Article 9 – Déclaration Universelle des Droits de l'Homme

Toute personne a le droit de circuler et de choisir sa résidence à l'intérieur d'un Etat.
Toute personne a le droit de quitter tout pays, y compris le sien, et de revenir dans son pays.
Article 13 – Déclaration Universelle des Droits de l'Homme

Bouclages et restrictions ... en pratique !

Cela n'empêche pas Israël de restreindre considérablement la liberté de mouvement des habitants palestiniens des Territoires Occupés, les colons eux, se déplacent à leur guise. Ces restrictions et plus particulièrement les bouclages affectent chaque aspect de la vie des palestiniens. Elles sont la cause de pertes de revenus, elles mettent en danger la vie des personnes ayant besoin de soins, elles entravent une vie sociale et familiale que nous qualifierions de "normale".

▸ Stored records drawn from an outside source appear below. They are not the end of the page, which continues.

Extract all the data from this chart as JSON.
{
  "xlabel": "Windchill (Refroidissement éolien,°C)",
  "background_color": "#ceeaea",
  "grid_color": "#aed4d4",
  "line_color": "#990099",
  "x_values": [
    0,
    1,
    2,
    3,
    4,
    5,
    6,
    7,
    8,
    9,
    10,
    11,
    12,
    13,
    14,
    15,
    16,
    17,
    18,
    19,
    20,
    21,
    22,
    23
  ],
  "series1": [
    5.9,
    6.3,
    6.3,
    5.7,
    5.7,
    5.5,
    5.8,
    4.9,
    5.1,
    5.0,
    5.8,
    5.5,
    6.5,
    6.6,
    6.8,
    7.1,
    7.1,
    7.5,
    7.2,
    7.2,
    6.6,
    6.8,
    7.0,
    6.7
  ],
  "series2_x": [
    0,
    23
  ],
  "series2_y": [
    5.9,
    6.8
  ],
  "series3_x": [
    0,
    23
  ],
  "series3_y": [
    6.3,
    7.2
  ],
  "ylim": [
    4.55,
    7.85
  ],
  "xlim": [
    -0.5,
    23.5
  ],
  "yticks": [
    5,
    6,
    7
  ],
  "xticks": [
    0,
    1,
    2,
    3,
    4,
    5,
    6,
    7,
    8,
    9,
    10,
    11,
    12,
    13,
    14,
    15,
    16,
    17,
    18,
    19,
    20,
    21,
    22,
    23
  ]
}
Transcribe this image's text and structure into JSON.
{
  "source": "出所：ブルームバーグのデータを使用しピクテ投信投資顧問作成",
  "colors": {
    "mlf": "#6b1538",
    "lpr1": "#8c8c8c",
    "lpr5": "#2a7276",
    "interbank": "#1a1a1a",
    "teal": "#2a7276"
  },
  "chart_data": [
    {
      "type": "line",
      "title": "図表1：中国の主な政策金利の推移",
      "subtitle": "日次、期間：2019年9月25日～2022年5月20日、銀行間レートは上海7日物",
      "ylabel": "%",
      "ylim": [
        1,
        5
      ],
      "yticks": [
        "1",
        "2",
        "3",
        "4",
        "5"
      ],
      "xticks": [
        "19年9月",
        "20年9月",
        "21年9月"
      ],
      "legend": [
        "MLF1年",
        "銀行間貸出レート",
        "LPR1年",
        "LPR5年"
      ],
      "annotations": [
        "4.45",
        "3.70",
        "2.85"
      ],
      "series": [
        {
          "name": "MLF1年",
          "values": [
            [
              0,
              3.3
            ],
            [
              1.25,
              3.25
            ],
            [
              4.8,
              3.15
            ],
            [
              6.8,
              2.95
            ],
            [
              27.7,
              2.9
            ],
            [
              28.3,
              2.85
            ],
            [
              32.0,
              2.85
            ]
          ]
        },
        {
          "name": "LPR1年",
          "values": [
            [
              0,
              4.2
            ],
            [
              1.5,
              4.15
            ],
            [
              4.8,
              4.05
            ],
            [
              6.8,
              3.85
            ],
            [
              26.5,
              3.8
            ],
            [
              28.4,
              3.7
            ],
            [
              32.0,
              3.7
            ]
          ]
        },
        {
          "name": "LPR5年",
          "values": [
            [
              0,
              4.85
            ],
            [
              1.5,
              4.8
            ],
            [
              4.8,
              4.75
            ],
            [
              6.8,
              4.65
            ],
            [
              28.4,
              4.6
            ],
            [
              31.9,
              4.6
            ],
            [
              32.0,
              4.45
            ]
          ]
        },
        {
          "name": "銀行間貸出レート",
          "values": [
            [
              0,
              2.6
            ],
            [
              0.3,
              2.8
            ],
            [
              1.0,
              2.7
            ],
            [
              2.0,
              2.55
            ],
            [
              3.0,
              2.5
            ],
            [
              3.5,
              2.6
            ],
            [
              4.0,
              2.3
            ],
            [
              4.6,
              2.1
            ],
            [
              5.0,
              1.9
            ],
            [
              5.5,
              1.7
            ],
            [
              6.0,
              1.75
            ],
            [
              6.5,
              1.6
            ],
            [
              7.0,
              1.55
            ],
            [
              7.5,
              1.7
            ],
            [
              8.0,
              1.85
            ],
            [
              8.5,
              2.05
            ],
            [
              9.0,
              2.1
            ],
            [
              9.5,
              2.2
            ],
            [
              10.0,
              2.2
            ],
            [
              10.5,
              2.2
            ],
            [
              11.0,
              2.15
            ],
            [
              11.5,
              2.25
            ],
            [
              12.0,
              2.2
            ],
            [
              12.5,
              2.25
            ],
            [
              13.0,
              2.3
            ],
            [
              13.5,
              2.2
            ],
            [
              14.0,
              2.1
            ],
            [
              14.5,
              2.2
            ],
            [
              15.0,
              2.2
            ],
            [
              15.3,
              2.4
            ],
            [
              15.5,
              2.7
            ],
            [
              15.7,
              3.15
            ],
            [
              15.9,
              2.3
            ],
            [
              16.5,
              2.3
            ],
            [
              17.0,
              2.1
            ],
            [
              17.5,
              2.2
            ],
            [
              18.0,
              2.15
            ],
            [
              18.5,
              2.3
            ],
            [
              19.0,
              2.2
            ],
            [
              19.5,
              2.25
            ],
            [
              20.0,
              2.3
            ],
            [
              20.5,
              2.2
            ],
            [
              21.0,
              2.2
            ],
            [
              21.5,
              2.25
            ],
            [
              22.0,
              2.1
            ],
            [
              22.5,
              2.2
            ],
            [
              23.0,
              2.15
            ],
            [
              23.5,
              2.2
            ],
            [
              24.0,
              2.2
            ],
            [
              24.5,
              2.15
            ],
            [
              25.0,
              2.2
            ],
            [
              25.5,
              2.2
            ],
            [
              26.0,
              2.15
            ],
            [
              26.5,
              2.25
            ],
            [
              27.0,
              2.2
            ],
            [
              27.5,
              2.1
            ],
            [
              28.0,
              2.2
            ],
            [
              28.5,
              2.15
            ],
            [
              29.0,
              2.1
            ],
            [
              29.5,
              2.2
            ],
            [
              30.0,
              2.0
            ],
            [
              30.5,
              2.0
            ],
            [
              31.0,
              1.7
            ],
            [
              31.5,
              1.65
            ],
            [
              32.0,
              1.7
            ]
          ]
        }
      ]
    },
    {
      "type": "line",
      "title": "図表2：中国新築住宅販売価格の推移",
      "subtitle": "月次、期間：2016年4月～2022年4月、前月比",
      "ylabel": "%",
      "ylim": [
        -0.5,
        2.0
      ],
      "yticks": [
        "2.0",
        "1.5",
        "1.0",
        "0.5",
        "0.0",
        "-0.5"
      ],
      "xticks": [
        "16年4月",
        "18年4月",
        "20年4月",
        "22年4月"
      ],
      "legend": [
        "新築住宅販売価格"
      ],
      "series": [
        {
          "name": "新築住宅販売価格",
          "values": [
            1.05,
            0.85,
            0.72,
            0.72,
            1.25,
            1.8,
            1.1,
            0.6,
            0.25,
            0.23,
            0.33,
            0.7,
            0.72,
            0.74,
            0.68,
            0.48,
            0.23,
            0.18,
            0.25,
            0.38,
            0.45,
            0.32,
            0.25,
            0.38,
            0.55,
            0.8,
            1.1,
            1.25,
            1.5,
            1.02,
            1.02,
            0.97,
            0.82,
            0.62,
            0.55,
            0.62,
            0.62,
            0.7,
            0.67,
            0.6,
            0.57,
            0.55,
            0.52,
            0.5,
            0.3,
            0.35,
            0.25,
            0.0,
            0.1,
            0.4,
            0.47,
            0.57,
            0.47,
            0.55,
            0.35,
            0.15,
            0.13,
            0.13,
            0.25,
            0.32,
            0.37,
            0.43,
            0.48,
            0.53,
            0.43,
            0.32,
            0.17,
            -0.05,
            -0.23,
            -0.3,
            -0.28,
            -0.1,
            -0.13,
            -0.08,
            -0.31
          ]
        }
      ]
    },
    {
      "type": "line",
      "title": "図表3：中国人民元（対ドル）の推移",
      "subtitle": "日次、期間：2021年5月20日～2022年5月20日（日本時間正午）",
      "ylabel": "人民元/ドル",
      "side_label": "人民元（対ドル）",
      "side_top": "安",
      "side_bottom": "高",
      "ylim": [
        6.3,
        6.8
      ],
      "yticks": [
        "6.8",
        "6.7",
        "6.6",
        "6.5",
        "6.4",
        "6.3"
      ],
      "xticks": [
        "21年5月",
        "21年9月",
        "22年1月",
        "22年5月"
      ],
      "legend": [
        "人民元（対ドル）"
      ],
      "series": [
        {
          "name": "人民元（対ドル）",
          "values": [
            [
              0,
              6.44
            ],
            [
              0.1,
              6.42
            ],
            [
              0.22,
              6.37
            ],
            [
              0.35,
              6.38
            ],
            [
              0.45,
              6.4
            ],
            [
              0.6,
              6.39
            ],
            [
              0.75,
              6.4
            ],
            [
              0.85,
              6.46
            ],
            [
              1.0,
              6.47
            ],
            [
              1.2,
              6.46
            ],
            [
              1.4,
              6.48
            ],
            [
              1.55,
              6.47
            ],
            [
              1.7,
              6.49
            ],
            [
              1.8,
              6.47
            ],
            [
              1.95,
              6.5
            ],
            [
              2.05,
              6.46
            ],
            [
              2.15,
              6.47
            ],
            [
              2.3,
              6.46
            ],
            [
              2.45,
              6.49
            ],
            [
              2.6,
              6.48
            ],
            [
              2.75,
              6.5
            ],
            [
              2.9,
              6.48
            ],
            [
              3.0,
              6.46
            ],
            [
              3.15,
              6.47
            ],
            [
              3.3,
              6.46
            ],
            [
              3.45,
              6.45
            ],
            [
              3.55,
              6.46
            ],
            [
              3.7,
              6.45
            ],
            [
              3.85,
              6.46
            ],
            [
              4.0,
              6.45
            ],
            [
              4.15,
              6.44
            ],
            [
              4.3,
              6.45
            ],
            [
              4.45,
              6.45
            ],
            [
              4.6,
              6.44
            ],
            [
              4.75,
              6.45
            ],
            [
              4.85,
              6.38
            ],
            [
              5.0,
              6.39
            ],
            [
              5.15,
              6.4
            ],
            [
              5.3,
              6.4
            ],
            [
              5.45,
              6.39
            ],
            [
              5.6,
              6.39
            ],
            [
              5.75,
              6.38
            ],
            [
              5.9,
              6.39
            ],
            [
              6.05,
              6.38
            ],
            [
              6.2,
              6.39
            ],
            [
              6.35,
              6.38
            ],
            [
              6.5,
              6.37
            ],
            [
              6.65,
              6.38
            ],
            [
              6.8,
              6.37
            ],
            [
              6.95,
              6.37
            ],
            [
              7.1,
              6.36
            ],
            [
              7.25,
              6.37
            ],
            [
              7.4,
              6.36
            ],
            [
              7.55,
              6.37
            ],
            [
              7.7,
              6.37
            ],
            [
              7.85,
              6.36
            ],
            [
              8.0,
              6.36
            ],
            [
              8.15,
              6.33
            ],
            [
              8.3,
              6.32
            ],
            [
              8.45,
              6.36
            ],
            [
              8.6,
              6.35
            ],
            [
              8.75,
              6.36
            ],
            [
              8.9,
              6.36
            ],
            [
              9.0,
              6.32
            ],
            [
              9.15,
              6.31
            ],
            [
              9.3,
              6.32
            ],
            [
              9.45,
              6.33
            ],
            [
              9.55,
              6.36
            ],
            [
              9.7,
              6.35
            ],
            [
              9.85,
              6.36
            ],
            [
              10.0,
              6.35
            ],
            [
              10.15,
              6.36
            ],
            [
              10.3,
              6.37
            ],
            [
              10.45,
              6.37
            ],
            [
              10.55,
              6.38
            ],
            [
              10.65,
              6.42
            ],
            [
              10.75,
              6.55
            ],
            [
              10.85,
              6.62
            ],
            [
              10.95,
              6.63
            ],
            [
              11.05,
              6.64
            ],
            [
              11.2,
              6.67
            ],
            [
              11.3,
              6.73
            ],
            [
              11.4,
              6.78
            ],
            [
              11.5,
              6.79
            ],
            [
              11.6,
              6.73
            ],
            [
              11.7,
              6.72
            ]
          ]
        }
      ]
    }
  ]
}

Chaque palestinien désirant quitter les Territoires Occupés doit faire une demande de permis, que ce soit pour entrer en Israël, pour passer à travers (pour aller de Cisjordanie à Gaza, par exemple) ou pour se rendre à l'étranger. Les autorités israéliennes ont mis en place un système administratif strict pour gérer les demandes de sortie. L'acceptation ou le rejet d'une demande est basée sur des critères flous, le plus souvent arbitraires, des critères inconnus des palestiniens. Ces demandes sont transmises au GSS (General Security Service) pour être examinées. Très souvent le GSS rejette la demande et ce sans la moindre explication. Les raisons d'un refus sont secrètes (…). En fait les demandes sont très souvent rejetées sans même avoir été examinées. Il arrive régulièrement qu'une demande soit approuvées lors d'une deuxième ou d'une troisième tentative. Ce processus, en contradiction avec les règles élémentaires d'un système administratif juste, viole systématiquement les doits de centaines de milliers de personnes qui ont besoin de ces permis.

Le transfert de pouvoir vers l'Autorité Palestinienne suite aux Accords d'Oslo n'a guère changé cette situation dans la mesure où c'est Israël seul qui décide qui peut obtenir un permis. Concrètement pour les palestiniens, les Accords d'Oslo n'ont fait que rajouter un niveau de bureaucratie. En effet, les palestiniens ayant besoin d'un permis doivent désormais en faire la demande auprès de l'Autorité Palestinienne, cette dernière va la faire suivre auprès des autorités israéliennes puis, plus tard la décision (acceptation ou rejet) suivra le chemin inverse…

Les restrictions de mouvement ne peuvent en aucun cas être considérées comme des mesures de sécurité dans la mesure où elles s'appliquent à l'ensemble de la population palestinienne. Il s'agit en réalité de mesures discriminatoires ou de punitions collectives, lesquelles faut-il le rappeler sont interdites par le Droit International.

La liberté de mouvement est un droit fondamental, mentionné dans les articles 9 et 13 de la Déclaration Universelle des Droits de l'Homme ainsi que dans l'article12 de la Convention Internationale sur les Droits Civils et Politiques.